Cabinet de curiosité

En effet, Paris, ces dernières années (depuis les historiques Magiciens de la terre de I989 qui pour la première fois croisaient les deux mutations : sous les formes « post modernes », quel art contemporain ? sous la périphérie dissolvant le centre, quelles possibilités d’un champ mondial ?) semble n’avoir été capable que de centrisme planétaire et-ou de continuité moderne : Picasso sculpteur ou érotique… ces jours-ci Dubuffet émasculé de l’art brut. Les seules expositions majeures des dernières années dont « je me souviens » – comme d’évènements intellectuels (qui sortirent de la grande monographie, de la tranche de manuel, ou de l’exposition dite de confort façon Fondation Cartier) se situent dans la question, donc ne la posent pas : Voilà.
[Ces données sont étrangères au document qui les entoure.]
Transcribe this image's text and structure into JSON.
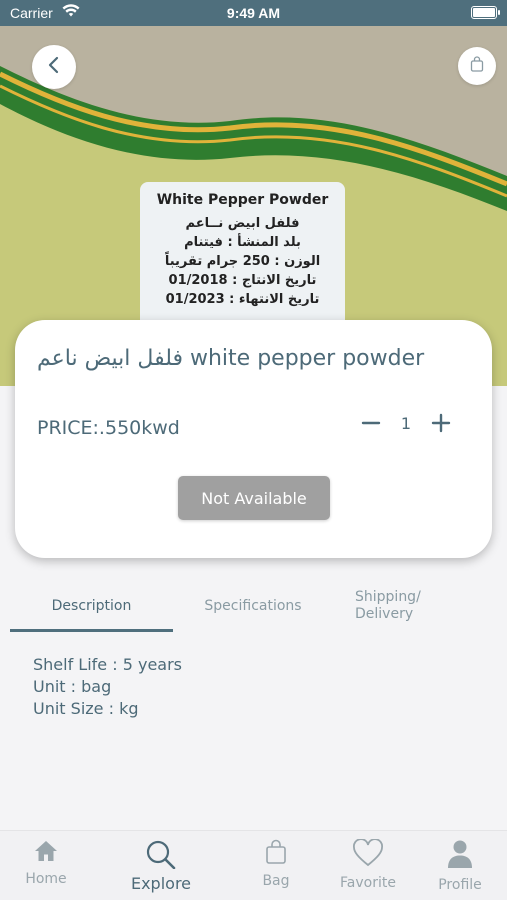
{
  "status_bar": {
    "carrier": "Carrier",
    "time": "9:49 AM"
  },
  "product_image": {
    "label_title": "White Pepper Powder",
    "label_lines": [
      "فلفل ابيض نــاعم",
      "بلد المنشأ : فيتنام",
      "الوزن : 250 جرام تقريباً",
      "تاريخ الانتاج : 01/2018",
      "تاريخ الانتهاء : 01/2023"
    ]
  },
  "product": {
    "title": "فلفل ابيض ناعم white pepper powder",
    "price": "PRICE:.550kwd",
    "quantity": "1",
    "availability_button": "Not Available"
  },
  "tabs": [
    {
      "label": "Description"
    },
    {
      "label": "Specifications"
    },
    {
      "label": "Shipping/ Delivery"
    }
  ],
  "description": {
    "shelf_life": "Shelf Life : 5 years",
    "unit": "Unit : bag",
    "unit_size": "Unit Size : kg"
  },
  "bottom_nav": [
    {
      "label": "Home",
      "icon": "home-icon"
    },
    {
      "label": "Explore",
      "icon": "search-icon"
    },
    {
      "label": "Bag",
      "icon": "bag-icon"
    },
    {
      "label": "Favorite",
      "icon": "heart-icon"
    },
    {
      "label": "Profile",
      "icon": "profile-icon"
    }
  ],
  "colors": {
    "accent": "#4f6f7d",
    "disabled": "#a0a0a0"
  }
}
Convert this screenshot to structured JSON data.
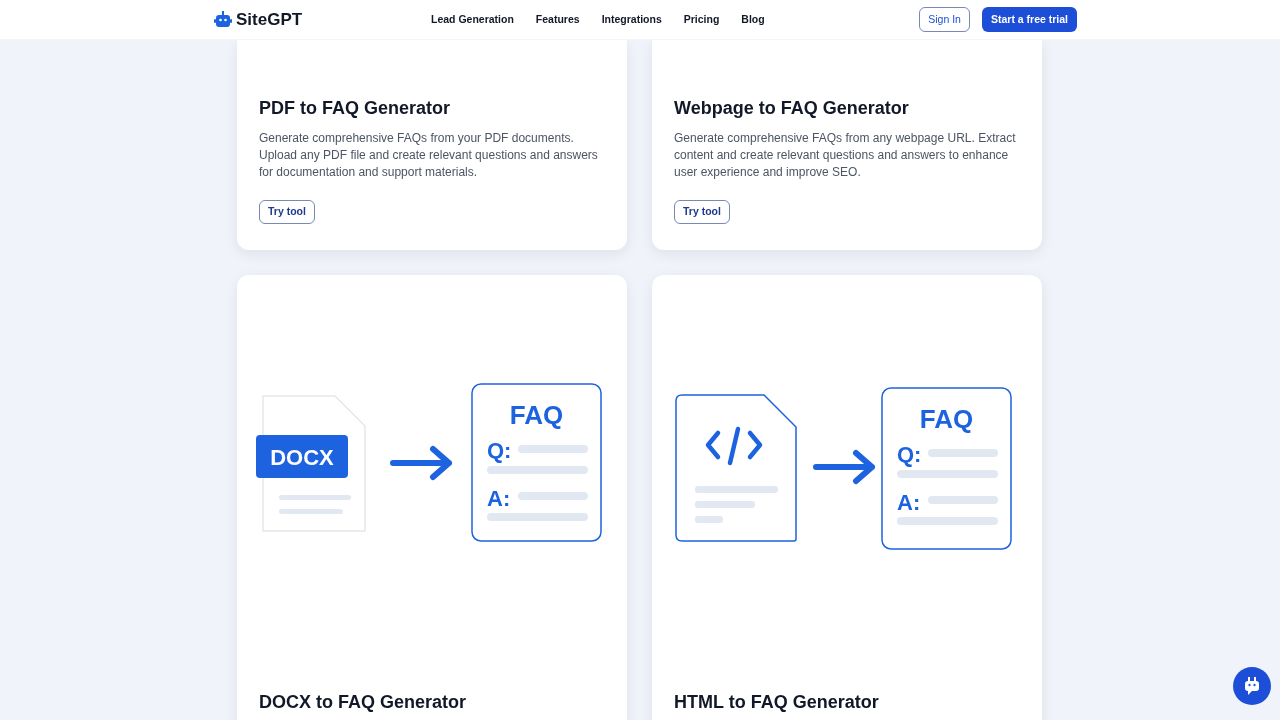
{
  "nav": {
    "logo": "SiteGPT",
    "links": [
      "Lead Generation",
      "Features",
      "Integrations",
      "Pricing",
      "Blog"
    ],
    "sign_in": "Sign In",
    "cta": "Start a free trial"
  },
  "cards": [
    {
      "title": "PDF to FAQ Generator",
      "description": "Generate comprehensive FAQs from your PDF documents. Upload any PDF file and create relevant questions and answers for documentation and support materials.",
      "button": "Try tool"
    },
    {
      "title": "Webpage to FAQ Generator",
      "description": "Generate comprehensive FAQs from any webpage URL. Extract content and create relevant questions and answers to enhance user experience and improve SEO.",
      "button": "Try tool"
    },
    {
      "title": "DOCX to FAQ Generator",
      "illustration": {
        "kind": "docx",
        "badge": "DOCX",
        "faq": "FAQ",
        "q": "Q:",
        "a": "A:"
      }
    },
    {
      "title": "HTML to FAQ Generator",
      "illustration": {
        "kind": "html",
        "faq": "FAQ",
        "q": "Q:",
        "a": "A:"
      }
    }
  ]
}
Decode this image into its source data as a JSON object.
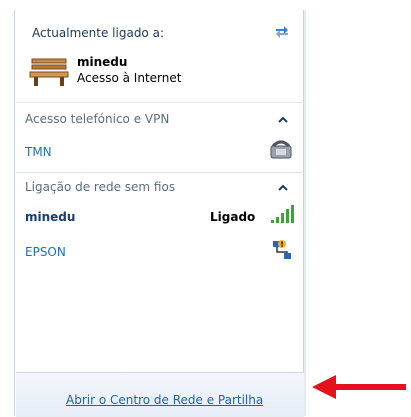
{
  "header": {
    "connected_label": "Actualmente ligado a:"
  },
  "current_network": {
    "name": "minedu",
    "status": "Acesso à Internet"
  },
  "sections": {
    "dialup_vpn": {
      "title": "Acesso telefónico e VPN",
      "items": [
        {
          "name": "TMN"
        }
      ]
    },
    "wireless": {
      "title": "Ligação de rede sem fios",
      "items": [
        {
          "name": "minedu",
          "status": "Ligado",
          "signal_bars": 5
        },
        {
          "name": "EPSON"
        }
      ]
    }
  },
  "footer": {
    "link_label": "Abrir o Centro de Rede e Partilha"
  },
  "colors": {
    "accent_link": "#1f62ad",
    "signal_green": "#3aa636",
    "arrow_red": "#e3121b"
  },
  "icons": [
    "refresh-icon",
    "bench-network-icon",
    "chevron-up-icon",
    "phone-modem-icon",
    "signal-strength-icon",
    "adhoc-network-icon"
  ]
}
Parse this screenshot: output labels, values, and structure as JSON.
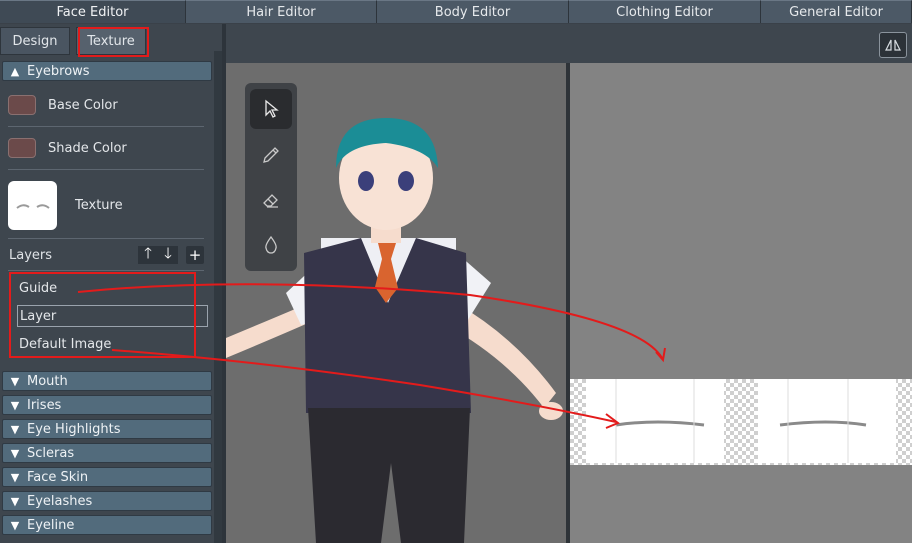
{
  "top_tabs": {
    "face": "Face Editor",
    "hair": "Hair Editor",
    "body": "Body Editor",
    "clothing": "Clothing Editor",
    "general": "General Editor"
  },
  "sub_tabs": {
    "design": "Design",
    "texture": "Texture"
  },
  "sections": {
    "eyebrows": "Eyebrows",
    "mouth": "Mouth",
    "irises": "Irises",
    "eye_highlights": "Eye Highlights",
    "scleras": "Scleras",
    "face_skin": "Face Skin",
    "eyelashes": "Eyelashes",
    "eyeline": "Eyeline"
  },
  "eyebrows": {
    "base_color_label": "Base Color",
    "shade_color_label": "Shade Color",
    "texture_label": "Texture",
    "layers_label": "Layers",
    "layers": [
      "Guide",
      "Layer",
      "Default Image"
    ],
    "base_color": "#6b4a4a",
    "shade_color": "#6a4848"
  },
  "symmetry_icon": "symmetry-mirror-icon",
  "tools": [
    "select-arrow-icon",
    "pencil-icon",
    "eraser-icon",
    "fill-drop-icon"
  ],
  "colors": {
    "annotation": "#e31b1b",
    "section_header": "#526b7c"
  }
}
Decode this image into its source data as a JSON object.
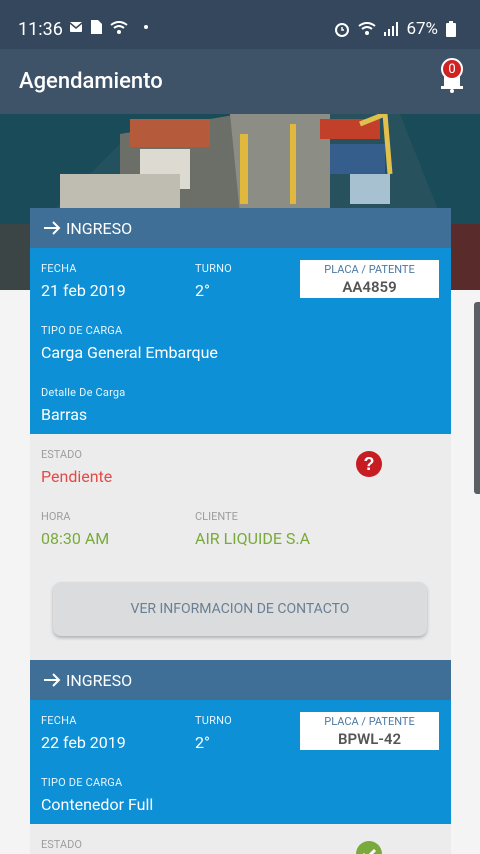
{
  "status_bar": {
    "time": "11:36",
    "battery": "67%"
  },
  "header": {
    "title": "Agendamiento",
    "notifications": "0"
  },
  "cards": [
    {
      "header": "INGRESO",
      "fecha_label": "FECHA",
      "fecha": "21 feb 2019",
      "turno_label": "TURNO",
      "turno": "2°",
      "placa_label": "PLACA / PATENTE",
      "placa": "AA4859",
      "tipo_label": "TIPO DE CARGA",
      "tipo": "Carga General Embarque",
      "detalle_label": "Detalle De Carga",
      "detalle": "Barras",
      "estado_label": "ESTADO",
      "estado": "Pendiente",
      "hora_label": "HORA",
      "hora": "08:30 AM",
      "cliente_label": "CLIENTE",
      "cliente": "AIR LIQUIDE S.A",
      "button": "VER INFORMACION DE CONTACTO"
    },
    {
      "header": "INGRESO",
      "fecha_label": "FECHA",
      "fecha": "22 feb 2019",
      "turno_label": "TURNO",
      "turno": "2°",
      "placa_label": "PLACA / PATENTE",
      "placa": "BPWL-42",
      "tipo_label": "TIPO DE CARGA",
      "tipo": "Contenedor Full",
      "estado_label": "ESTADO"
    }
  ],
  "colors": {
    "accent": "#0d90d6",
    "header": "#3e5268",
    "card_header": "#3f6f96",
    "pending": "#e04b48",
    "ok": "#7aaa3c"
  },
  "icons": [
    "mail-icon",
    "sim-icon",
    "wifi-icon",
    "alarm-icon",
    "signal-icon",
    "battery-icon",
    "bell-icon",
    "arrow-right-icon",
    "question-icon",
    "check-icon"
  ]
}
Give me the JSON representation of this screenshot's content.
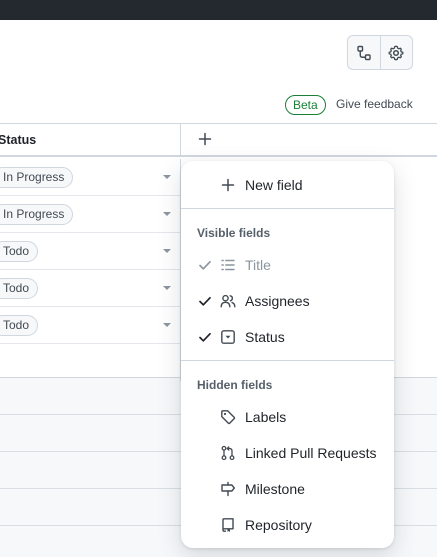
{
  "toolbar": {
    "workflows_icon": "workflow-icon",
    "settings_icon": "gear-icon"
  },
  "feedback": {
    "badge": "Beta",
    "link": "Give feedback"
  },
  "table": {
    "column_header": "Status",
    "add_column_icon": "plus-icon",
    "rows": [
      {
        "status": "In Progress"
      },
      {
        "status": "In Progress"
      },
      {
        "status": "Todo"
      },
      {
        "status": "Todo"
      },
      {
        "status": "Todo"
      }
    ]
  },
  "menu": {
    "new_field": "New field",
    "visible_heading": "Visible fields",
    "visible": [
      {
        "label": "Title",
        "icon": "list-icon",
        "checked": true,
        "disabled": true
      },
      {
        "label": "Assignees",
        "icon": "people-icon",
        "checked": true,
        "disabled": false
      },
      {
        "label": "Status",
        "icon": "single-select-icon",
        "checked": true,
        "disabled": false
      }
    ],
    "hidden_heading": "Hidden fields",
    "hidden": [
      {
        "label": "Labels",
        "icon": "tag-icon"
      },
      {
        "label": "Linked Pull Requests",
        "icon": "pull-request-icon"
      },
      {
        "label": "Milestone",
        "icon": "milestone-icon"
      },
      {
        "label": "Repository",
        "icon": "repo-icon"
      }
    ]
  },
  "colors": {
    "accent_green": "#1a7f37",
    "border": "#d0d7de",
    "topbar": "#24292f"
  }
}
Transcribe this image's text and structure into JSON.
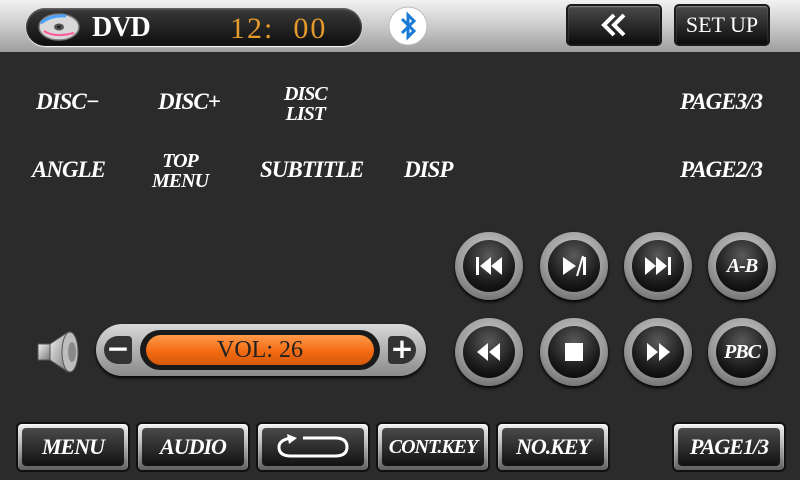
{
  "header": {
    "title": "DVD",
    "clock": "12:  00",
    "back_icon": "double-chevron-left-icon",
    "setup_label": "SET UP"
  },
  "commands": {
    "row1": {
      "disc_minus": "DISC−",
      "disc_plus": "DISC+",
      "disc_list_l1": "DISC",
      "disc_list_l2": "LIST",
      "page": "PAGE3/3"
    },
    "row2": {
      "angle": "ANGLE",
      "top_menu_l1": "TOP",
      "top_menu_l2": "MENU",
      "subtitle": "SUBTITLE",
      "disp": "DISP",
      "page": "PAGE2/3"
    }
  },
  "media": {
    "ab_label": "A-B",
    "pbc_label": "PBC"
  },
  "volume": {
    "display": "VOL: 26",
    "level": 26,
    "minus": "−",
    "plus": "+"
  },
  "bottom": {
    "menu": "MENU",
    "audio": "AUDIO",
    "return_icon": "return-icon",
    "cont_key": "CONT.KEY",
    "no_key": "NO.KEY",
    "page": "PAGE1/3"
  },
  "colors": {
    "clock": "#e59a2c",
    "volume_display": "#f26a12",
    "bluetooth": "#1a7bd6"
  }
}
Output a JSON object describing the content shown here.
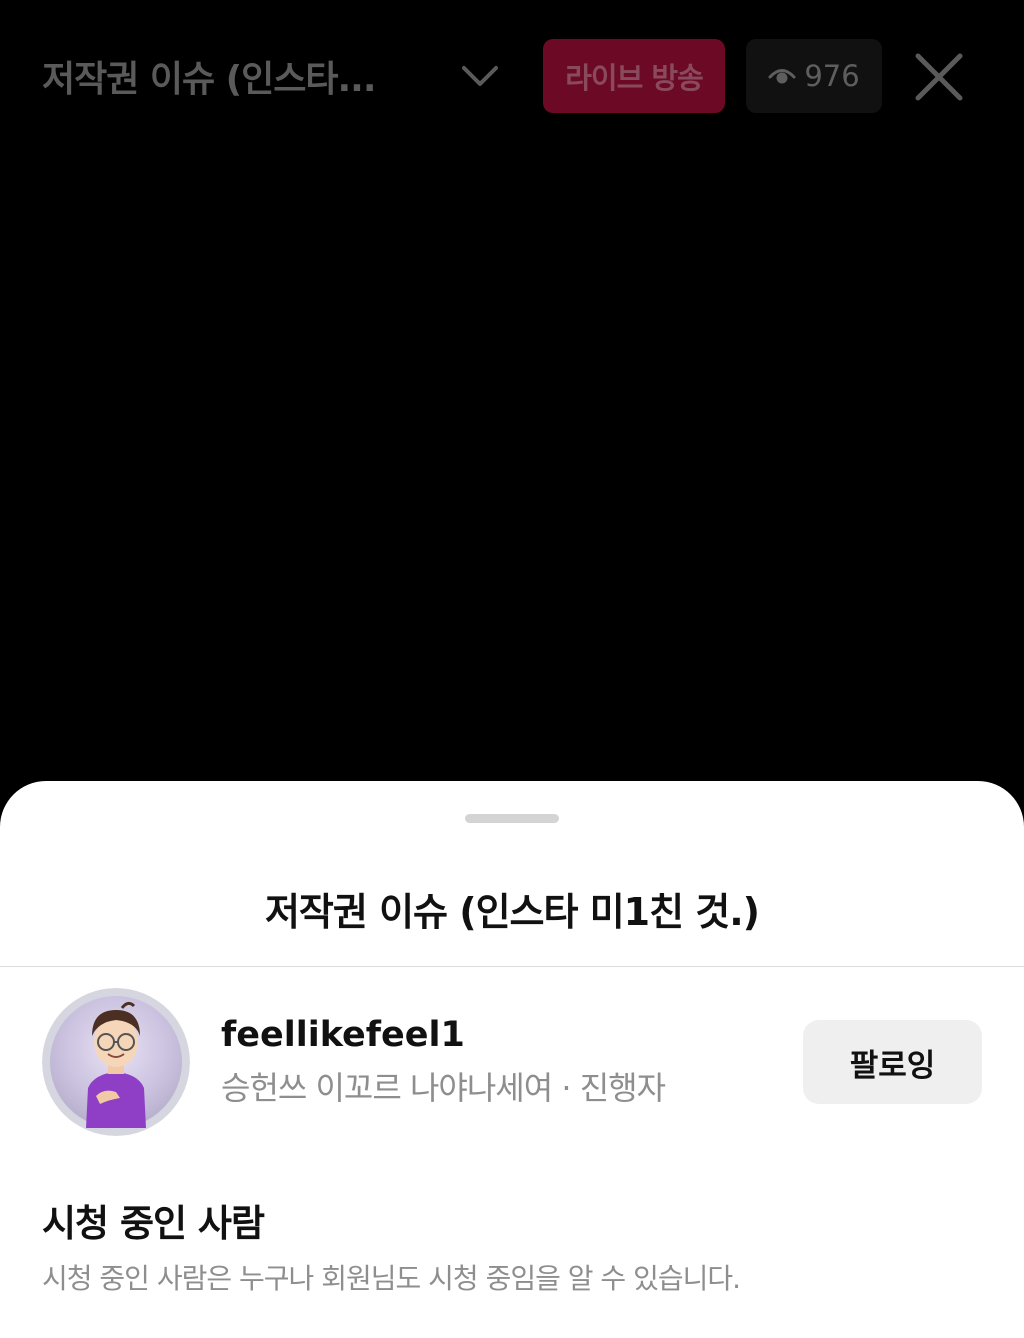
{
  "header": {
    "title_truncated": "저작권 이슈 (인스타...",
    "live_badge_label": "라이브 방송",
    "viewer_count": "976",
    "icons": {
      "dropdown": "chevron-down-icon",
      "viewers": "eye-icon",
      "close": "close-icon"
    }
  },
  "sheet": {
    "title": "저작권 이슈 (인스타 미1친 것.)",
    "host": {
      "username": "feellikefeel1",
      "subtitle": "승헌쓰 이꼬르 나야나세여 · 진행자",
      "follow_label": "팔로잉"
    },
    "viewers_section": {
      "heading": "시청 중인 사람",
      "description": "시청 중인 사람은 누구나 회원님도 시청 중임을 알 수 있습니다."
    }
  },
  "colors": {
    "live_badge": "#6c0a26",
    "follow_button": "#efefef",
    "avatar_shirt": "#8e3fc6"
  }
}
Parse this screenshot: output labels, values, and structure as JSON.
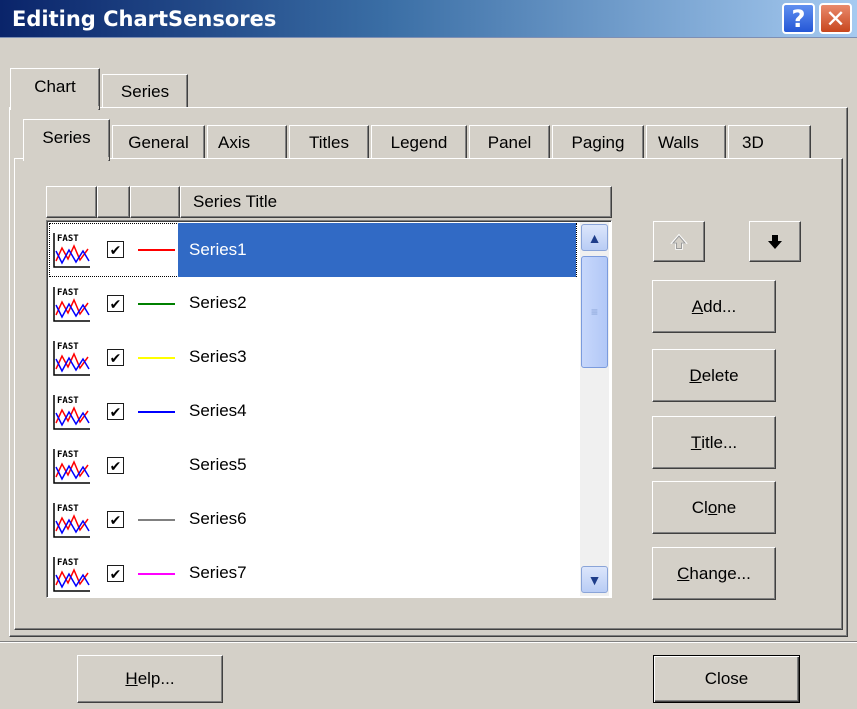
{
  "window": {
    "title": "Editing ChartSensores",
    "help_glyph": "?",
    "close_glyph": "✕"
  },
  "top_tabs": [
    {
      "label": "Chart"
    },
    {
      "label": "Series"
    }
  ],
  "sub_tabs": [
    {
      "label": "Series"
    },
    {
      "label": "General"
    },
    {
      "label": "Axis"
    },
    {
      "label": "Titles"
    },
    {
      "label": "Legend"
    },
    {
      "label": "Panel"
    },
    {
      "label": "Paging"
    },
    {
      "label": "Walls"
    },
    {
      "label": "3D"
    }
  ],
  "series_list": {
    "header": "Series Title",
    "rows": [
      {
        "name": "Series1",
        "checked": true,
        "color": "#ff0000",
        "selected": true
      },
      {
        "name": "Series2",
        "checked": true,
        "color": "#008000",
        "selected": false
      },
      {
        "name": "Series3",
        "checked": true,
        "color": "#ffff00",
        "selected": false
      },
      {
        "name": "Series4",
        "checked": true,
        "color": "#0000ff",
        "selected": false
      },
      {
        "name": "Series5",
        "checked": true,
        "color": "#ffffff",
        "selected": false
      },
      {
        "name": "Series6",
        "checked": true,
        "color": "#808080",
        "selected": false
      },
      {
        "name": "Series7",
        "checked": true,
        "color": "#ff00ff",
        "selected": false
      }
    ],
    "icon_label": "FAST",
    "check_glyph": "✔"
  },
  "side_buttons": {
    "move_up_icon": "up-arrow",
    "move_down_icon": "down-arrow",
    "add": {
      "pre": "",
      "ul": "A",
      "post": "dd..."
    },
    "delete": {
      "pre": "",
      "ul": "D",
      "post": "elete"
    },
    "title": {
      "pre": "",
      "ul": "T",
      "post": "itle..."
    },
    "clone": {
      "pre": "Cl",
      "ul": "o",
      "post": "ne"
    },
    "change": {
      "pre": "",
      "ul": "C",
      "post": "hange..."
    }
  },
  "bottom_buttons": {
    "help": {
      "pre": "",
      "ul": "H",
      "post": "elp..."
    },
    "close": "Close"
  },
  "colors": {
    "selection": "#316ac5",
    "face": "#d4d0c8"
  }
}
Le monde dans la tête (Suzanne Pagé avec Christian Boltanski et Bertrand Lavier) au Musée d’Art Moderne de la Ville de Paris et sa lutte contre le kitsch millénariste, Posséder et détruire, stratégies sexuelles dans l’art d’Occident, puis tout récemment Le crime de la peinture (Régis Michel) au cœur du Louvre, et leur lecture bataillienne de l’art. Azerty, la magnifique collection du Frac Limousin (Frederic Paul) l’art contemporain comme chimiquement pur, qui retournait au rez-de-chaussée du Centre Pompidou les dramatiques Années pop, retournées elles à la culture de masse… Etc., etc… « Je me souviens » que les expositions rivales de Rosalind Kraus ou Georges Didi-Huberman, L’informe ou L’empreinte toutes deux obsédées par l’après Greenberg laissaient soigneusement la géographie, le monde non-occidental, de côté. Et que Voici (Thierry De Duve), au Palais des Beaux-Arts de Bruxelles au printemps dernier, dont l’interrogation était la même, montrait 100 ans d’art moderne (Manet charnière permanente) sous le titre : 100 ans d’art contemporain. Exception absolue : l’extraordinaire La mort n’en saura rien au Musée des Arts Africains et Océaniens en 2000 (Yves Le Fur) qui montre (monte) ensemble des reliques d’Europe (Bavière, Suisse) et d’Océanie : des crânes peints, déformés, parés d’époques différentes [13]. Une sorte de faux cabinet de curiosité, la seule exposition dont on aimerait qu’elle préfigure non seulement le prochain Quai Branly mais un retour (intellectuel) de Paris dans Paris…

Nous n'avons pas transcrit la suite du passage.